MRZ. 528 – KZ. 348 (2052) –
Protokoll der zu Olmütz am 12. Februar 1849 in Ah. Anwesenheit Sr. Majestät des Kaisers abgehaltenen Sitzung des Ministerrates.
I. Bestellung eines Komitees für die ungarischen Angelegenheiten
Der Ministerpräsident entwickelte die vorhandene Notwendigkeit, das Ministerium bei seinen Beschlüssen in ungarischen administrativen und politischen Angelegenheiten durch den Rat eines Komitees zu unterstützen, welches aus wohlgesinnten und mit den Verhältnissen des Landes vertrauten Männern zusammenzusetzen wäre, ohne jedoch demselben einen offiziellen Charakter oder einen administrativen Wirkungskreis beizulegen1. Als Mitglieder dürften vorläufig die Grafen Apponyi, Barkóczy und Emil Dessewffy, Baron Jósika, v. Ürmény, Szentiványi und Wirkner einzuladen sein.
Der Finanzminister bezeichnete die Aufgabe dieses Komitees als eine doppelte:
1. Beratung über die demselben vom Ministerium zur Begutachtung zugewiesenen Gegenstände und 2. Beratung über die vom Komitee sich selbst vorzuzeichnenden Aufgaben. Jedenfalls erscheine es angezeigt, daß bei wichtigen Beratungen der bezügliche Minister zugezogen werde. Der Minister des Inneren bemerkte, daß die Gegenwart der Minister oder der von ihnen gewählten Stellverteter in solchen Fällen noch nicht hinlänglich sein dürfte, weder um dem Ministerium die fortlaufende Kenntnis der Arbeiten des Komitees zu verschaffen, noch um dieses Komitee bei allen Stadien seiner Beratung, sowohl von der Tendenz des Ministeriums als von den faktischen Verhältnissen und Interessen der übrigen beteiligten Kronländer zu unterrichten.

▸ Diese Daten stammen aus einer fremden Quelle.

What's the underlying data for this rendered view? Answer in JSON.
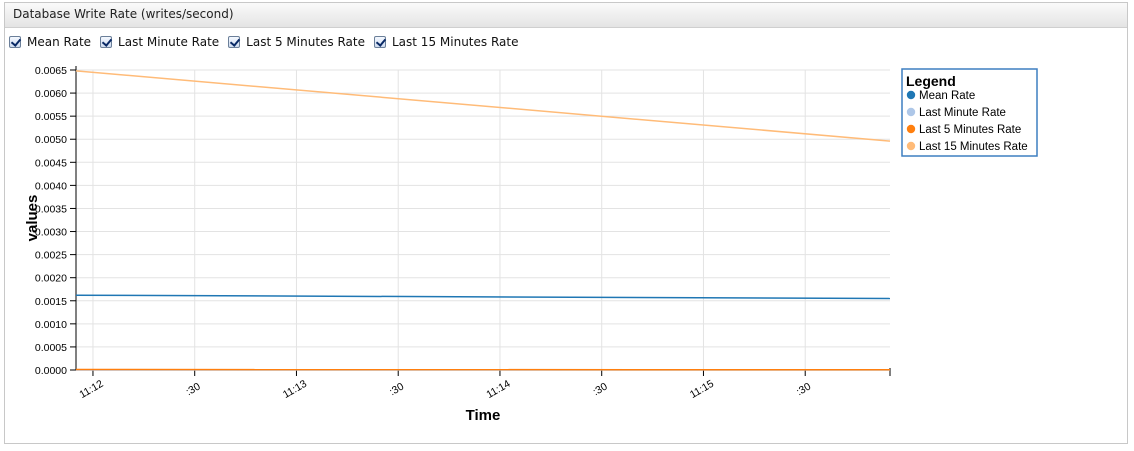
{
  "panel": {
    "title": "Database Write Rate (writes/second)"
  },
  "toggles": [
    {
      "label": "Mean Rate",
      "checked": true
    },
    {
      "label": "Last Minute Rate",
      "checked": true
    },
    {
      "label": "Last 5 Minutes Rate",
      "checked": true
    },
    {
      "label": "Last 15 Minutes Rate",
      "checked": true
    }
  ],
  "chart_data": {
    "type": "line",
    "xlabel": "Time",
    "ylabel": "values",
    "ylim": [
      0,
      0.0065
    ],
    "yticks": [
      "0.0000",
      "0.0005",
      "0.0010",
      "0.0015",
      "0.0020",
      "0.0025",
      "0.0030",
      "0.0035",
      "0.0040",
      "0.0045",
      "0.0050",
      "0.0055",
      "0.0060",
      "0.0065"
    ],
    "xlim": [
      "11:11:55",
      "11:15:55"
    ],
    "xticks": [
      {
        "t": "11:12:00",
        "label": "11:12"
      },
      {
        "t": "11:12:30",
        "label": ":30"
      },
      {
        "t": "11:13:00",
        "label": "11:13"
      },
      {
        "t": "11:13:30",
        "label": ":30"
      },
      {
        "t": "11:14:00",
        "label": "11:14"
      },
      {
        "t": "11:14:30",
        "label": ":30"
      },
      {
        "t": "11:15:00",
        "label": "11:15"
      },
      {
        "t": "11:15:30",
        "label": ":30"
      }
    ],
    "grid": true,
    "legend": {
      "title": "Legend",
      "placement": "right"
    },
    "series": [
      {
        "name": "Mean Rate",
        "color": "#1f77b4",
        "points": [
          [
            "11:11:55",
            0.00162
          ],
          [
            "11:15:55",
            0.00155
          ]
        ]
      },
      {
        "name": "Last Minute Rate",
        "color": "#aec7e8",
        "points": [
          [
            "11:11:55",
            0.0
          ],
          [
            "11:15:55",
            0.0
          ]
        ]
      },
      {
        "name": "Last 5 Minutes Rate",
        "color": "#ff7f0e",
        "points": [
          [
            "11:11:55",
            1e-05
          ],
          [
            "11:15:55",
            5e-06
          ]
        ]
      },
      {
        "name": "Last 15 Minutes Rate",
        "color": "#ffbb78",
        "points": [
          [
            "11:11:55",
            0.00648
          ],
          [
            "11:15:55",
            0.00496
          ]
        ]
      }
    ]
  }
}
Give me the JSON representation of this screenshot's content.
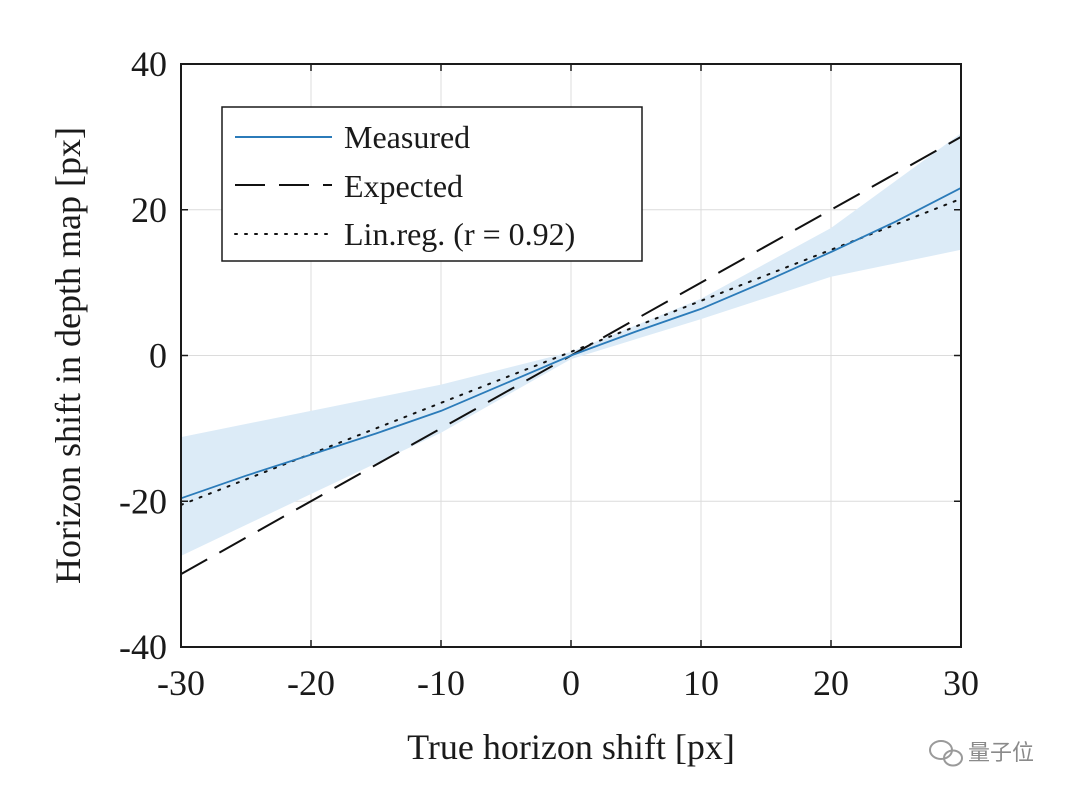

Zu diesem Ende wäre ein höherer Staatsbeamter als ständiges Mitglied des ungarischen Komitees zu bestimmen, und Graf Stadion erklärte für diese in mehrfacher Beziehung schwierige Aufgabe niemand geeigneteren vorschlagen zu können als den Vizepräsidenten des Generalrechnungsdirektoriums Pipitz, der mit den politischen und administrativen Verhältnissen aller Kronländer auf das genaueste bekannt ist und in jeder Beziehung volles Vertrauen verdient.
Die hier zur Sprache gebrachten Anträge wurden einstimmig genehmigt2.
II. Konstitutionsentwurf
Hierauf wurde die in der Ministerratssitzung vom 11. Februar 1849 begonnene Beratung über den Verfassungsentwurf fortgesetzt3.
|| S. 109 PDF || Es ward beschlossen, den Schlußsatz des § 71 „und die Minister oder Stellvertreter werden darüber Auskunft geben“ wegzulassen, weil diese Bestimmung zahllose Interpellationen über Bittschriftenerledigungen hervorrufen würde.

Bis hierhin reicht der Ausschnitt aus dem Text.